Mehmet Eyüp Yardımcı

Yazar

Zemberek ve boşalma hali

Zamanın, zamana yenildiği ve insanı görünmez duvarları içinde hapsettiği vakitlerde, her şeyin adeta ışık hızıyla değiştiğini, bu değişime modernizm dediğimiz ki! Aslında teknolojiğe modernizm demek doğruluğunu araştırmak ve konuşmak lazım, konuşalım ki! İçindeki yalnızlığımızın sebebinin, gerçekten medeniyetten uzak yaşamakta olduğumuzun farkına vararak anlamış oluruz. Teknolojinin hızı medeniyeti bir yana bırakın, hizmet etsin diye insanlık adına yola çıkmasından bu yana sadece hizmet edeceği insanı kendisine köle etmiştir.

İstanbul'un İstanbul olduğu zamanlarda, beyefendilerin ve hanımefendilerin arz-ı endam ettiği Beyoğlu'nda vakit geçirenlerin eski zamanlarda kalan resimlerinde baktığımızda bi'şıklı ve asalet görürüz. Hanımefendiler dönemin gerektirdiği tüm asaleti tepeden tırnağa adeta bir elbise gibi üstlerine giyerken, beyefendilerde onlardan geri kalmazmış. Yelekli takım elbiseler, kolalı gömlekler, mutlak kıravat ve aksesuar olarak bir zincirin ucunda ya yeleğin cebinde taşınan "cep saati" ya da kolda kurmalı "HISLON" marka saatler. Hatta sabahları uynamak üzere geceden kurduğumuz, alarmını ayarladığımız "Zemberekli" (Farsca "Zenbürek" "Küçük Top" kelimesinden gelen; kurulduktan sonra kendi kendine hareket eden, çevirmeye veya sıkıştırmaya yarayan demir yahut çelikten esnek yay) saatler…

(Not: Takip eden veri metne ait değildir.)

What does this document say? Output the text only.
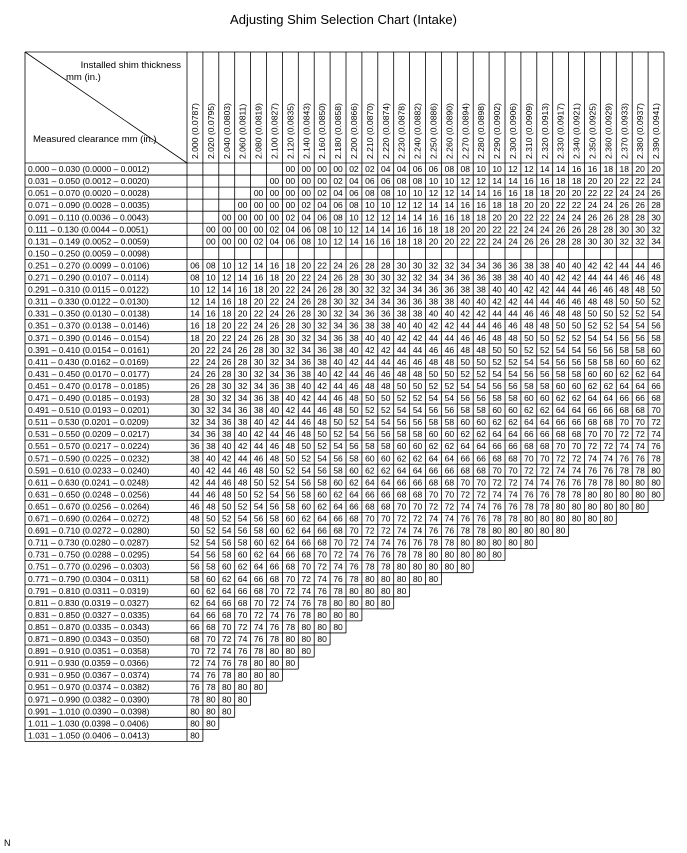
Adjusting Shim Selection Chart (Intake)
Installed shim thickness
mm (in.)
Measured clearance mm (in.)	2.000 (0.0787) 2.020 (0.0795) 2.040 (0.0803) 2.060 (0.0811) 2.080 (0.0819) 2.100 (0.0827) 2.120 (0.0835) 2.140 (0.0843) 2.160 (0.0850) 2.180 (0.0858) 2.200 (0.0866) 2.210 (0.0870) 2.220 (0.0874) 2.230 (0.0878) 2.240 (0.0882) 2.250 (0.0886) 2.260 (0.0890) 2.270 (0.0894) 2.280 (0.0898) 2.290 (0.0902) 2.300 (0.0906) 2.310 (0.0909) 2.320 (0.0913) 2.330 (0.0917) 2.340 (0.0921) 2.350 (0.0925) 2.360 (0.0929) 2.370 (0.0933) 2.380 (0.0937) 2.390 (0.0941)
0.000 – 0.030 (0.0000 – 0.0012)
0.031 – 0.050 (0.0012 – 0.0020)
0.051 – 0.070 (0.0020 – 0.0028)
0.071 – 0.090 (0.0028 – 0.0035)
0.091 – 0.110 (0.0036 – 0.0043)
0.111 – 0.130 (0.0044 – 0.0051)
0.131 – 0.149 (0.0052 – 0.0059)
0.150 – 0.250 (0.0059 – 0.0098)
0.251 – 0.270 (0.0099 – 0.0106)
0.271 – 0.290 (0.0107 – 0.0114)
0.291 – 0.310 (0.0115 – 0.0122)
0.311 – 0.330 (0.0122 – 0.0130)
0.331 – 0.350 (0.0130 – 0.0138)
0.351 – 0.370 (0.0138 – 0.0146)
0.371 – 0.390 (0.0146 – 0.0154)
0.391 – 0.410 (0.0154 – 0.0161)
0.411 – 0.430 (0.0162 – 0.0169)
0.431 – 0.450 (0.0170 – 0.0177)
0.451 – 0.470 (0.0178 – 0.0185)
0.471 – 0.490 (0.0185 – 0.0193)
0.491 – 0.510 (0.0193 – 0.0201)
0.511 – 0.530 (0.0201 – 0.0209)
0.531 – 0.550 (0.0209 – 0.0217)
0.551 – 0.570 (0.0217 – 0.0224)
0.571 – 0.590 (0.0225 – 0.0232)
0.591 – 0.610 (0.0233 – 0.0240)
0.611 – 0.630 (0.0241 – 0.0248)
0.631 – 0.650 (0.0248 – 0.0256)
0.651 – 0.670 (0.0256 – 0.0264)
0.671 – 0.690 (0.0264 – 0.0272)
0.691 – 0.710 (0.0272 – 0.0280)
0.711 – 0.730 (0.0280 – 0.0287)
0.731 – 0.750 (0.0288 – 0.0295)
0.751 – 0.770 (0.0296 – 0.0303)
0.771 – 0.790 (0.0304 – 0.0311)
0.791 – 0.810 (0.0311 – 0.0319)
0.811 – 0.830 (0.0319 – 0.0327)
0.831 – 0.850 (0.0327 – 0.0335)
0.851 – 0.870 (0.0335 – 0.0343)
0.871 – 0.890 (0.0343 – 0.0350)
0.891 – 0.910 (0.0351 – 0.0358)
0.911 – 0.930 (0.0359 – 0.0366)
0.931 – 0.950 (0.0367 – 0.0374)
0.951 – 0.970 (0.0374 – 0.0382)
0.971 – 0.990 (0.0382 – 0.0390)
0.991 – 1.010 (0.0390 – 0.0398)
1.011 – 1.030 (0.0398 – 0.0406)
1.031 – 1.050 (0.0406 – 0.0413)
00 00 00 00 02 02 04 04 06 06 08 08 10 10 12 12 14 14 16 16 18 18 20 20
00 00 00 00 02 04 06 06 08 08 10 10 12 12 14 14 16 16 18 18 20 20 22 22 24
00 00 00 00 02 04 06 08 08 10 10 12 12 14 14 16 16 18 18 20 20 22 22 24 24 26
00 00 00 00 02 04 06 08 10 10 12 12 14 14 16 16 18 18 20 20 22 22 24 24 26 26 28
00 00 00 00 02 04 06 08 10 12 12 14 14 16 16 18 18 20 20 22 22 24 24 26 26 28 28 30
00 00 00 00 02 04 06 08 10 12 14 14 16 16 18 18 20 20 22 22 24 24 26 26 28 28 30 30 32
00 00 00 02 04 06 08 10 12 14 16 16 18 18 20 20 22 22 24 24 26 26 28 28 30 30 32 32 34
06 08 10 12 14 16 18 20 22 24 26 28 28 30 30 32 32 34 34 36 36 38 38 40 40 42 42 44 44 46
08 10 12 14 16 18 20 22 24 26 28 30 30 32 32 34 34 36 36 38 38 40 40 42 42 44 44 46 46 48
10 12 14 16 18 20 22 24 26 28 30 32 32 34 34 36 36 38 38 40 40 42 42 44 44 46 46 48 48 50
12 14 16 18 20 22 24 26 28 30 32 34 34 36 36 38 38 40 40 42 42 44 44 46 46 48 48 50 50 52
14 16 18 20 22 24 26 28 30 32 34 36 36 38 38 40 40 42 42 44 44 46 46 48 48 50 50 52 52 54
16 18 20 22 24 26 28 30 32 34 36 38 38 40 40 42 42 44 44 46 46 48 48 50 50 52 52 54 54 56
18 20 22 24 26 28 30 32 34 36 38 40 40 42 42 44 44 46 46 48 48 50 50 52 52 54 54 56 56 58
20 22 24 26 28 30 32 34 36 38 40 42 42 44 44 46 46 48 48 50 50 52 52 54 54 56 56 58 58 60
22 24 26 28 30 32 34 36 38 40 42 44 44 46 46 48 48 50 50 52 52 54 54 56 56 58 58 60 60 62
24 26 28 30 32 34 36 38 40 42 44 46 46 48 48 50 50 52 52 54 54 56 56 58 58 60 60 62 62 64
26 28 30 32 34 36 38 40 42 44 46 48 48 50 50 52 52 54 54 56 56 58 58 60 60 62 62 64 64 66
28 30 32 34 36 38 40 42 44 46 48 50 50 52 52 54 54 56 56 58 58 60 60 62 62 64 64 66 66 68
30 32 34 36 38 40 42 44 46 48 50 52 52 54 54 56 56 58 58 60 60 62 62 64 64 66 66 68 68 70
32 34 36 38 40 42 44 46 48 50 52 54 54 56 56 58 58 60 60 62 62 64 64 66 66 68 68 70 70 72
34 36 38 40 42 44 46 48 50 52 54 56 56 58 58 60 60 62 62 64 64 66 66 68 68 70 70 72 72 74
36 38 40 42 44 46 48 50 52 54 56 58 58 60 60 62 62 64 64 66 66 68 68 70 70 72 72 74 74 76
38 40 42 44 46 48 50 52 54 56 58 60 60 62 62 64 64 66 66 68 68 70 70 72 72 74 74 76 76 78
40 42 44 46 48 50 52 54 56 58 60 62 62 64 64 66 66 68 68 70 70 72 72 74 74 76 76 78 78 80
42 44 46 48 50 52 54 56 58 60 62 64 64 66 66 68 68 70 70 72 72 74 74 76 76 78 78 80 80 80
44 46 48 50 52 54 56 58 60 62 64 66 66 68 68 70 70 72 72 74 74 76 76 78 78 80 80 80 80 80
46 48 50 52 54 56 58 60 62 64 66 68 68 70 70 72 72 74 74 76 76 78 78 80 80 80 80 80 80
48 50 52 54 56 58 60 62 64 66 68 70 70 72 72 74 74 76 76 78 78 80 80 80 80 80 80
50 52 54 56 58 60 62 64 66 68 70 72 72 74 74 76 76 78 78 80 80 80 80 80
52 54 56 58 60 62 64 66 68 70 72 74 74 76 76 78 78 80 80 80 80 80
54 56 58 60 62 64 66 68 70 72 74 76 76 78 78 80 80 80 80 80
56 58 60 62 64 66 68 70 72 74 76 78 78 80 80 80 80 80
58 60 62 64 66 68 70 72 74 76 78 80 80 80 80 80
60 62 64 66 68 70 72 74 76 78 80 80 80 80
62 64 66 68 70 72 74 76 78 80 80 80 80
64 66 68 70 72 74 76 78 80 80 80
66 68 70 72 74 76 78 80 80 80
68 70 72 74 76 78 80 80 80
70 72 74 76 78 80 80 80
72 74 76 78 80 80 80
74 76 78 80 80 80
76 78 80 80 80
78 80 80 80
80 80 80
80 80
80
N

Şimdilerde ise saatlerin anlamı, görüntüsü ve özellikleri teknolojiye uygun gelişme ile değişti. Saatler bize zamanı göstermenin dışında aynı zamanda telefon, aynı zamanda nabız ölçümüzü bildiren doktorumuz, Pek bi'akıllı cep telefonumuzla senkronları uyan bize sosyal medya hesabımızdan gelen mesajları bile bildiren mini bilgisayar edasındalar.

Tüm bu gelişmelerin tabiki birde maddi tarafı VAR. Bir yanda insanı "VAR"lığı ile mutlu eden, etrafındakilere karşı "VAR"lık hesabında üst sıraya taşıyan, ama diğer yanda ise tüm bunlara sahip olabilmek adına yoksulluk sınırına iten maddi gerçeklik.

İnsanları mutsuzluğun koynunda uyutan teknoloji, verdiği huzursuzluğu hayatın her alanında olduğu gibi, milyonların ortak sevdası futbolda da "VAR" (Video Asistant Referee), (Video Hakem Uygulaması) olarak girizgâh yaptığından bu yana ne huzur kaldı, ne mutluluk.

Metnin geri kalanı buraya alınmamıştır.